Teachers are now expressing the same concerns. We’ve been down this road before, and we know where it leads. We’re already starting to get that twisting feeling in the pit of our stomachs as we realize who will have to maintain all these rules, do all this cleaning, accommodate constant absences, and argue with parents about why yes, their children really do need to follow these rules — while simultaneously reassuring anxious parents that the rules are being followed. Most — if not all — of it is going to land squarely on our shoulders — again.
With most of the “We can try this, IF . . .” options I’ve given to students, the stakes have been an “F” in my course — at most. Given the cost of college tuition, even those stakes are pretty high. But with reopening schools during a pandemic, the stakes are much higher.
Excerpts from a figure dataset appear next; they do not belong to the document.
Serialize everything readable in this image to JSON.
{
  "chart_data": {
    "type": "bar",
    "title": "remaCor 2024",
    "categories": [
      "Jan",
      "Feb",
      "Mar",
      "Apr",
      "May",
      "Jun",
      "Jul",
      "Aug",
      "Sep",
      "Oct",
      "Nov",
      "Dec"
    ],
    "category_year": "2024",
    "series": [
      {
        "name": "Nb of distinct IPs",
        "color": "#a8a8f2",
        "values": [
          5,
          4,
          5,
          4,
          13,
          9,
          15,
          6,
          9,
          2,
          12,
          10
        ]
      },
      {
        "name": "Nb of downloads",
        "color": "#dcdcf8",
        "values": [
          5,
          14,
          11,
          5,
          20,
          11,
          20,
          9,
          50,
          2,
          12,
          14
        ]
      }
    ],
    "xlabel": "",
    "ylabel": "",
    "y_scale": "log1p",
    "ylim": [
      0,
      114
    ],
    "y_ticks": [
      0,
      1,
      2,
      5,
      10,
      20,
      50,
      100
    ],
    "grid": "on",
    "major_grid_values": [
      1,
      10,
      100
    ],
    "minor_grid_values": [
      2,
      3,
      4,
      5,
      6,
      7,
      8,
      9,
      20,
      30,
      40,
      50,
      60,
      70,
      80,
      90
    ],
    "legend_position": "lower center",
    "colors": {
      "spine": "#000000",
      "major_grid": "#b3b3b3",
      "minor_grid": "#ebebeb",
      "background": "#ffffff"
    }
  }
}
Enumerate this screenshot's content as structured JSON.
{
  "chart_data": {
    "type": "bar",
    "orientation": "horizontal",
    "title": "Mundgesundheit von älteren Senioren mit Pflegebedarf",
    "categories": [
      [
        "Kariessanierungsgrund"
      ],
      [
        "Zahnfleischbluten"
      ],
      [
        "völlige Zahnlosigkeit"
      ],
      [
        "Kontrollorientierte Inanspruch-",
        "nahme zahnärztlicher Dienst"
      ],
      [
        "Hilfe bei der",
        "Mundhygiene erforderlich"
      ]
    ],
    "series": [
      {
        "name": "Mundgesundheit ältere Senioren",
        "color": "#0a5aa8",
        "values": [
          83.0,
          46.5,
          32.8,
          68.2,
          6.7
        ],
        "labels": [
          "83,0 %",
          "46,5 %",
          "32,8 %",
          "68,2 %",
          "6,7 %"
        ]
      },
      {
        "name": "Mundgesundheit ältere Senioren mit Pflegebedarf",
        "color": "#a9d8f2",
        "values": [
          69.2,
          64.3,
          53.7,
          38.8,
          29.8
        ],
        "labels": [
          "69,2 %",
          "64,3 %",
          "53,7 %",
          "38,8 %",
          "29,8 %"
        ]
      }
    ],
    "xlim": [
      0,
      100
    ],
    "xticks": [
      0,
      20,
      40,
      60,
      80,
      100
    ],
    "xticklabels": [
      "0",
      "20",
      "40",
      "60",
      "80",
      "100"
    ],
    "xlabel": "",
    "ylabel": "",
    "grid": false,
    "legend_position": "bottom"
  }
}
How many children’s lives are we willing to risk if we can’t do all of the CDC’s IFs that followed their statement that it was safe to reopen? How many lives of teachers and staff are we willing to risk? Or lives of parents, grandparents, and other family members? What if the CDC’s conditions aren’t possible in our buildings or with our students? What if there is no money to pay for meeting these requirements? What if all the schools in the country create a run on tissues, hand sanitizer, face masks, Clorox wipes, Lysol spray, and other cleaning supplies, so that there aren’t enough of these required items to stock each classroom? What if students and families don’t want to follow the rules and refuse? What if we all manage to follow the CDC’s recommendations, but they turn out not to be enough to curtail the spread of COVID-19 and there are still outbreaks?
Even while teaching college classes, I’ve learned that sometimes it’s my job to be the adult and say no — even if saying that makes some people angry. Sometimes I have to tell people that they might think they will have no problem with doing all the things after the IF, but that there are good odds they will have problems because all the things I listed after the IF means there will be no margin for error. I’ve taught long enough to know that, even before COVID-19, things happen. People get sick. They get tired. They lose focus. They have to cover additional shifts at work. Or deal with something that happens in their families. In one way or another, even the best-laid plans frequently go awry.
Sometimes I have to tell people what they don’t want to hear and I have to say “NO.” And I have to explain that I’m saying “no” because I care about them and because it is not ethical to set someone up to fail. Online, I’ve written to people who think that COVID-19 is a hoax and that it’s completely safe to reopen schools that making your own run for a Darwin Award is your choice, but that it’s unconscionable to sign up children. Our children are trusting us, not just to make them happy, but to keep them safe. As with teaching, that means being the adult and sometimes saying “no.” It means making the safe, but unpopular choice and keeping them home. Especially when the stakes are so high, it is not ethical to set people up to fail.